In 1969, analysis of fuel defects in the Douglas Point power reactor indicated that the power ramp defects tended to occur preferentially in fuel with high strength/low ductility sheathing. The sheathing specification for all CANada Deuterium Uranium (CANDU) reactor fuel was changed to a lower strength/higher ductility Zircaloy which was found to retain a greater proportion of its ductility after irradiation than the high strength/low ductility tubing. Subsequently, more detailed mechanical testing failed to substantiate the relationship between the mechanical properties and the defect behavior.

Experimental fuel irradiations were undertaken to investigate the ability of fuel with high ducitility sheathing to survive power ramps after undergoing significant burnup at low power. Defects occurred in the experimental fuel bundles regardless of the mechanical properties of the sheathing, even in bundles annealed after the low power soak, but before the power ramp. These defects are attributed to stress corrosion cracking at areas of localized stress, not tensile failure.

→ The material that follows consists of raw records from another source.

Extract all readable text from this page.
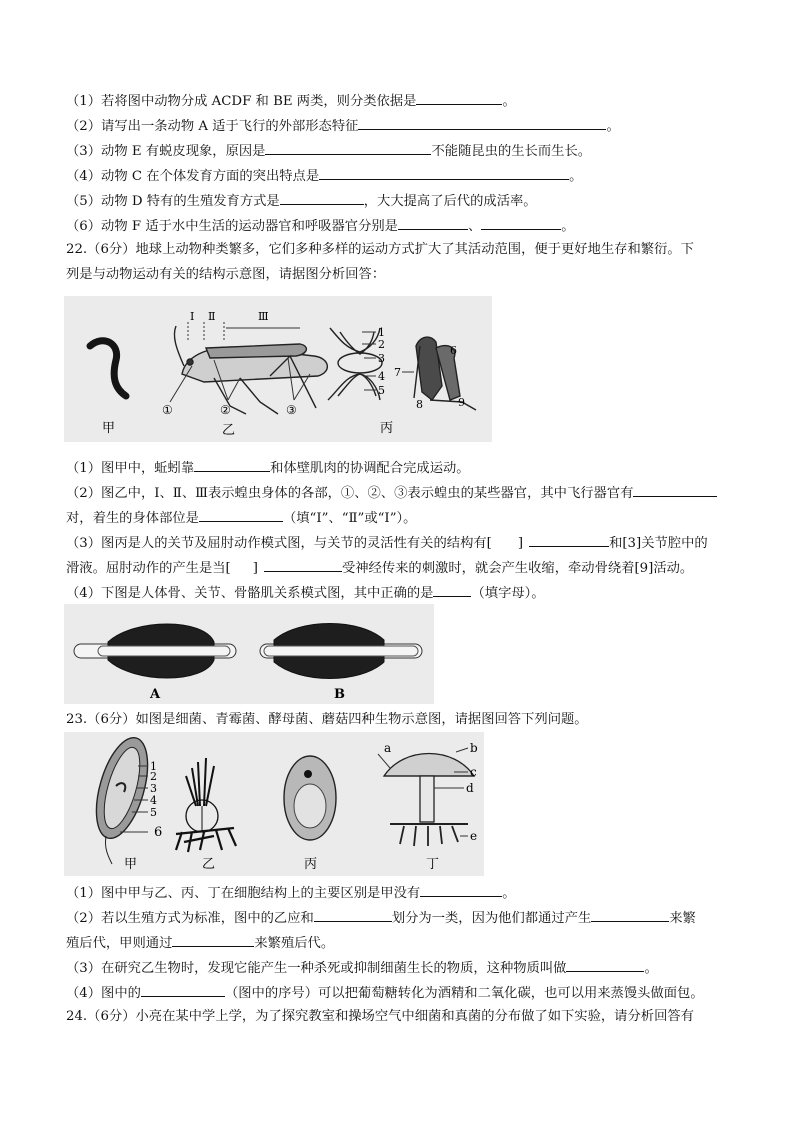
（1）若将图中动物分成 ACDF 和 BE 两类，则分类依据是	。
（2）请写出一条动物 A 适于飞行的外部形态特征	。
（3）动物 E 有蜕皮现象，原因是	不能随昆虫的生长而生长。
（4）动物 C 在个体发育方面的突出特点是	。
（5）动物 D 特有的生殖发育方式是	，大大提高了后代的成活率。
（6）动物 F 适于水中生活的运动器官和呼吸器官分别是	、	。
22.（6分）地球上动物种类繁多，它们多种多样的运动方式扩大了其活动范围，便于更好地生存和繁衍。下
列是与动物运动有关的结构示意图，请据图分析回答：
甲
Ⅰ Ⅱ	Ⅲ
①	②	③
乙
1
2
3
4
5
丙
7
6
8	9
（1）图甲中，蚯蚓靠	和体壁肌肉的协调配合完成运动。
（2）图乙中，Ⅰ、Ⅱ、Ⅲ表示蝗虫身体的各部，①、②、③表示蝗虫的某些器官，其中飞行器官有
对，着生的身体部位是	（填“Ⅰ”、“Ⅱ”或“Ⅰ”）。
（3）图丙是人的关节及屈肘动作模式图，与关节的灵活性有关的结构有[ ]	和[3]关节腔中的
滑液。屈肘动作的产生是当[ ]	受神经传来的刺激时，就会产生收缩，牵动骨绕着[9]活动。
（4）下图是人体骨、关节、骨骼肌关系模式图，其中正确的是	（填字母）。
A	B
23.（6分）如图是细菌、青霉菌、酵母菌、蘑菇四种生物示意图，请据图回答下列问题。
1
2
3
4
5
6
甲	乙	丙
a	b
c
d
e
丁
（1）图中甲与乙、丙、丁在细胞结构上的主要区别是甲没有	。
（2）若以生殖方式为标准，图中的乙应和	划分为一类，因为他们都通过产生	来繁
殖后代，甲则通过	来繁殖后代。
（3）在研究乙生物时，发现它能产生一种杀死或抑制细菌生长的物质，这种物质叫做	。
（4）图中的	（图中的序号）可以把葡萄糖转化为酒精和二氧化碳，也可以用来蒸馒头做面包。
24.（6分）小亮在某中学上学，为了探究教室和操场空气中细菌和真菌的分布做了如下实验，请分析回答有
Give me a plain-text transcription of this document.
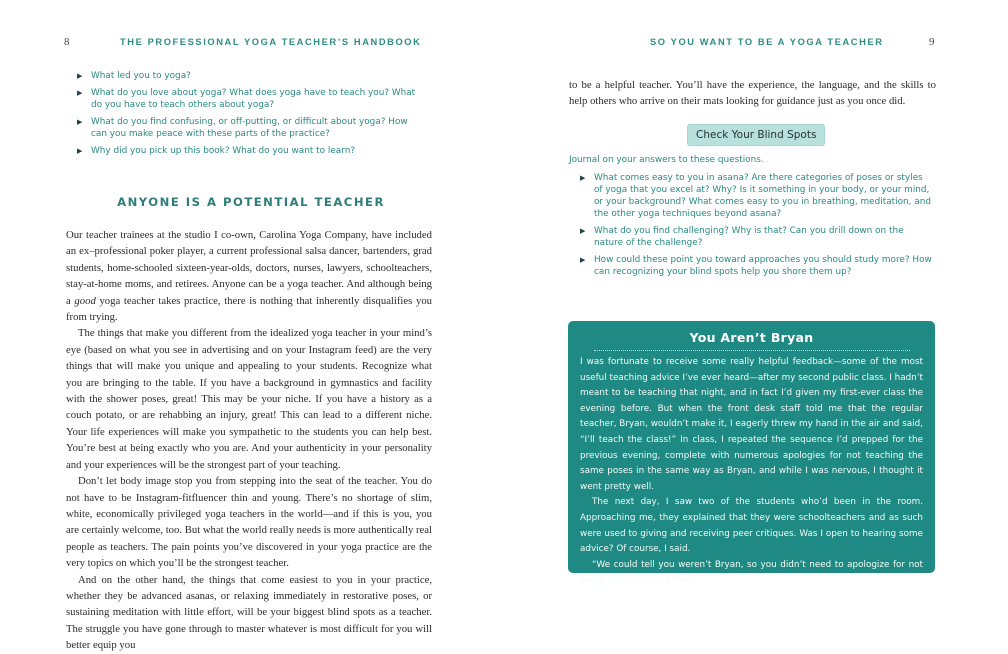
8	THE PROFESSIONAL YOGA TEACHER’S HANDBOOK
▶ What led you to yoga?
▶ What do you love about yoga? What does yoga have to teach you? What do you have to teach others about yoga?
▶ What do you find confusing, or off-putting, or difficult about yoga? How can you make peace with these parts of the practice?
▶ Why did you pick up this book? What do you want to learn?
ANYONE IS A POTENTIAL TEACHER

Our teacher trainees at the studio I co-own, Carolina Yoga Company, have included an ex–professional poker player, a current professional salsa dancer, bartenders, grad students, home-schooled sixteen-year-olds, doctors, nurses, lawyers, schoolteachers, stay-at-home moms, and retirees. Anyone can be a yoga teacher. And although being a good yoga teacher takes practice, there is nothing that inherently disqualifies you from trying.

The things that make you different from the idealized yoga teacher in your mind’s eye (based on what you see in advertising and on your Instagram feed) are the very things that will make you unique and appealing to your students. Recognize what you are bringing to the table. If you have a background in gymnastics and facility with the shower poses, great! This may be your niche. If you have a history as a couch potato, or are rehabbing an injury, great! This can lead to a different niche. Your life experiences will make you sympathetic to the students you can help best. You’re best at being exactly who you are. And your authenticity in your personality and your experiences will be the strongest part of your teaching.

Don’t let body image stop you from stepping into the seat of the teacher. You do not have to be Instagram-fitfluencer thin and young. There’s no shortage of slim, white, economically privileged yoga teachers in the world—and if this is you, you are certainly welcome, too. But what the world really needs is more authentically real people as teachers. The pain points you’ve discovered in your yoga practice are the very topics on which you’ll be the strongest teacher.

And on the other hand, the things that come easiest to you in your practice, whether they be advanced asanas, or relaxing immediately in restorative poses, or sustaining meditation with little effort, will be your biggest blind spots as a teacher. The struggle you have gone through to master whatever is most difficult for you will better equip you

SO YOU WANT TO BE A YOGA TEACHER	9

to be a helpful teacher. You’ll have the experience, the language, and the skills to help others who arrive on their mats looking for guidance just as you once did.

Check Your Blind Spots
Journal on your answers to these questions.
▶ What comes easy to you in asana? Are there categories of poses or styles of yoga that you excel at? Why? Is it something in your body, or your mind, or your background? What comes easy to you in breathing, meditation, and the other yoga techniques beyond asana?
▶ What do you find challenging? Why is that? Can you drill down on the nature of the challenge?
▶ How could these point you toward approaches you should study more? How can recognizing your blind spots help you shore them up?
You Aren’t Bryan

I was fortunate to receive some really helpful feedback—some of the most useful teaching advice I’ve ever heard—after my second public class. I hadn’t meant to be teaching that night, and in fact I’d given my first-ever class the evening before. But when the front desk staff told me that the regular teacher, Bryan, wouldn’t make it, I eagerly threw my hand in the air and said, “I’ll teach the class!” In class, I repeated the sequence I’d prepped for the previous evening, complete with numerous apologies for not teaching the same poses in the same way as Bryan, and while I was nervous, I thought it went pretty well.

The next day, I saw two of the students who’d been in the room. Approaching me, they explained that they were schoolteachers and as such were used to giving and receiving peer critiques. Was I open to hearing some advice? Of course, I said.

“We could tell you weren’t Bryan, so you didn’t need to apologize for not being Bryan,” they offered.
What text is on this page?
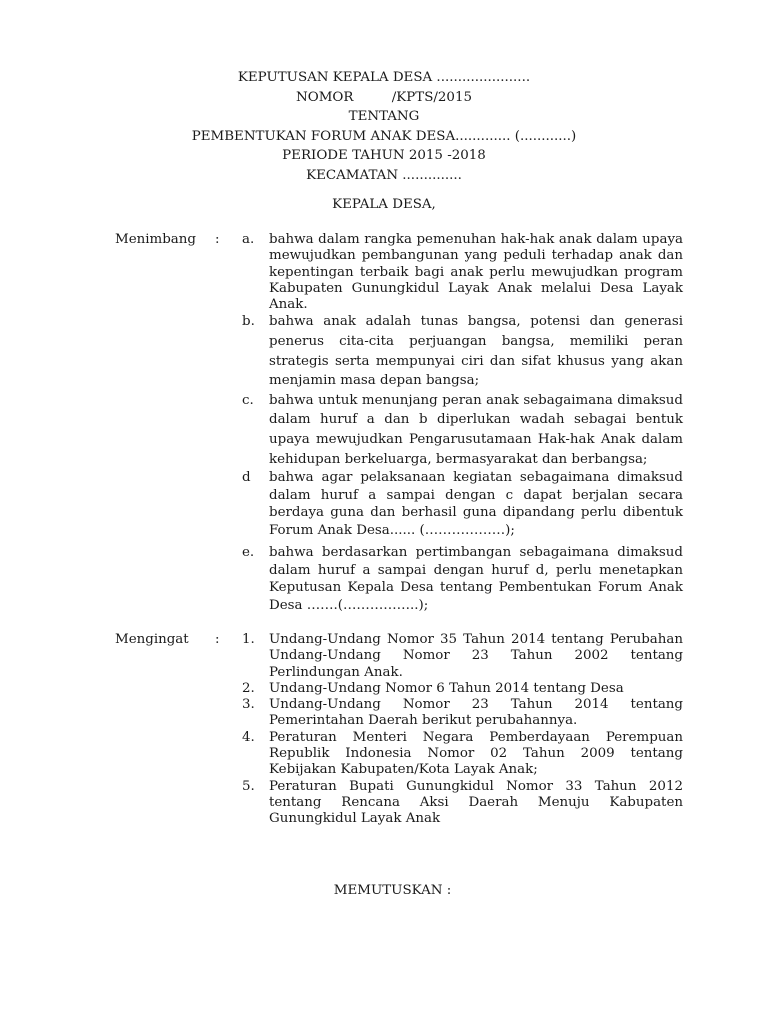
KEPUTUSAN KEPALA DESA ......................
NOMOR         /KPTS/2015
TENTANG
PEMBENTUKAN FORUM ANAK DESA............. (............)
PERIODE TAHUN 2015 -2018
KECAMATAN ..............
KEPALA DESA,
Menimbang : a. bahwa dalam rangka pemenuhan hak-hak anak dalam upaya mewujudkan pembangunan yang peduli terhadap anak dan kepentingan terbaik bagi anak perlu mewujudkan program Kabupaten Gunungkidul Layak Anak melalui Desa Layak Anak.
b. bahwa anak adalah tunas bangsa, potensi dan generasi penerus cita-cita perjuangan bangsa, memiliki peran strategis serta mempunyai ciri dan sifat khusus yang akan menjamin masa depan bangsa;
c. bahwa untuk menunjang peran anak sebagaimana dimaksud dalam huruf a dan b diperlukan wadah sebagai bentuk upaya mewujudkan Pengarusutamaan Hak-hak Anak dalam kehidupan berkeluarga, bermasyarakat dan berbangsa;
d bahwa agar pelaksanaan kegiatan sebagaimana dimaksud dalam huruf a sampai dengan c dapat berjalan secara berdaya guna dan berhasil guna dipandang perlu dibentuk Forum Anak Desa...... (………………);
e. bahwa berdasarkan pertimbangan sebagaimana dimaksud dalam huruf a sampai dengan huruf d, perlu menetapkan Keputusan Kepala Desa tentang Pembentukan Forum Anak Desa …….(……………..);
Mengingat : 1. Undang-Undang Nomor 35 Tahun 2014 tentang Perubahan Undang-Undang Nomor 23 Tahun 2002 tentang Perlindungan Anak.
2. Undang-Undang Nomor 6 Tahun 2014 tentang Desa
3. Undang-Undang Nomor 23 Tahun 2014 tentang Pemerintahan Daerah berikut perubahannya.
4. Peraturan Menteri Negara Pemberdayaan Perempuan Republik Indonesia Nomor 02 Tahun 2009 tentang Kebijakan Kabupaten/Kota Layak Anak;
5. Peraturan Bupati Gunungkidul Nomor 33 Tahun 2012 tentang Rencana Aksi Daerah Menuju Kabupaten Gunungkidul Layak Anak
MEMUTUSKAN :
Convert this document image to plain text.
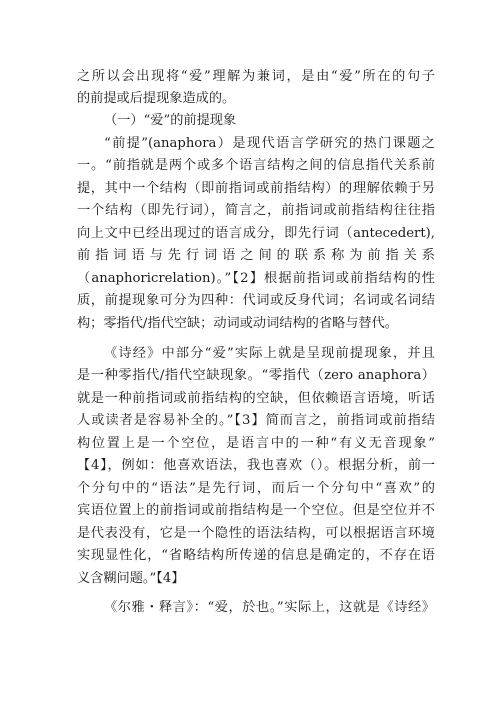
之所以会出现将“爱”理解为兼词，是由“爱”所在的句子
的前提或后提现象造成的。
（一）“爱”的前提现象
“前提”(anaphora）是现代语言学研究的热门课题之
一。“前指就是两个或多个语言结构之间的信息指代关系前
提，其中一个结构（即前指词或前指结构）的理解依赖于另
一个结构（即先行词），简言之，前指词或前指结构往往指
向上文中已经出现过的语言成分，即先行词（antecedert),
前指词语与先行词语之间的联系称为前指关系
（anaphoricrelation)。”【2】根据前指词或前指结构的性
质，前提现象可分为四种：代词或反身代词；名词或名词结
构；零指代/指代空缺；动词或动词结构的省略与替代。
《诗经》中部分“爱”实际上就是呈现前提现象，并且
是一种零指代/指代空缺现象。“零指代（zero anaphora）
就是一种前指词或前指结构的空缺，但依赖语言语境，听话
人或读者是容易补全的。”【3】简而言之，前指词或前指结
构位置上是一个空位，是语言中的一种“有义无音现象”
【4】，例如：他喜欢语法，我也喜欢（）。根据分析，前一
个分句中的“语法”是先行词，而后一个分句中“喜欢”的
宾语位置上的前指词或前指结构是一个空位。但是空位并不
是代表没有，它是一个隐性的语法结构，可以根据语言环境
实现显性化，“省略结构所传递的信息是确定的，不存在语
义含糊问题。”【4】
《尔雅・释言》：“爱，於也。”实际上，这就是《诗经》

Brazing is used to attach appendages to the fuel sheaths. Defects have been found in the as-received material, but a majority of defects have occurred in the two braze heat affected zones near the element ends. Because nonbrazed bundles have experienced defects in similar locations, it appears the defect location is related primarily to end-flux peaking. The low overall defect rate in CANDU fuel (0.03 percent since 1972) shows that the brazing process is not affecting fuel performance adversely.

We conclude that the initial metallurgical properties of the tubing have little influence on the defect behavior of power ramped fuel; thus the limits on mechanical property requirements of the sheath have become less stringent. Good fuel management to limit maximum powers and power increases, and an interfacial layer (referred to as a CANLUB layer) between fuel and sheath have proved more effective in reducing defects.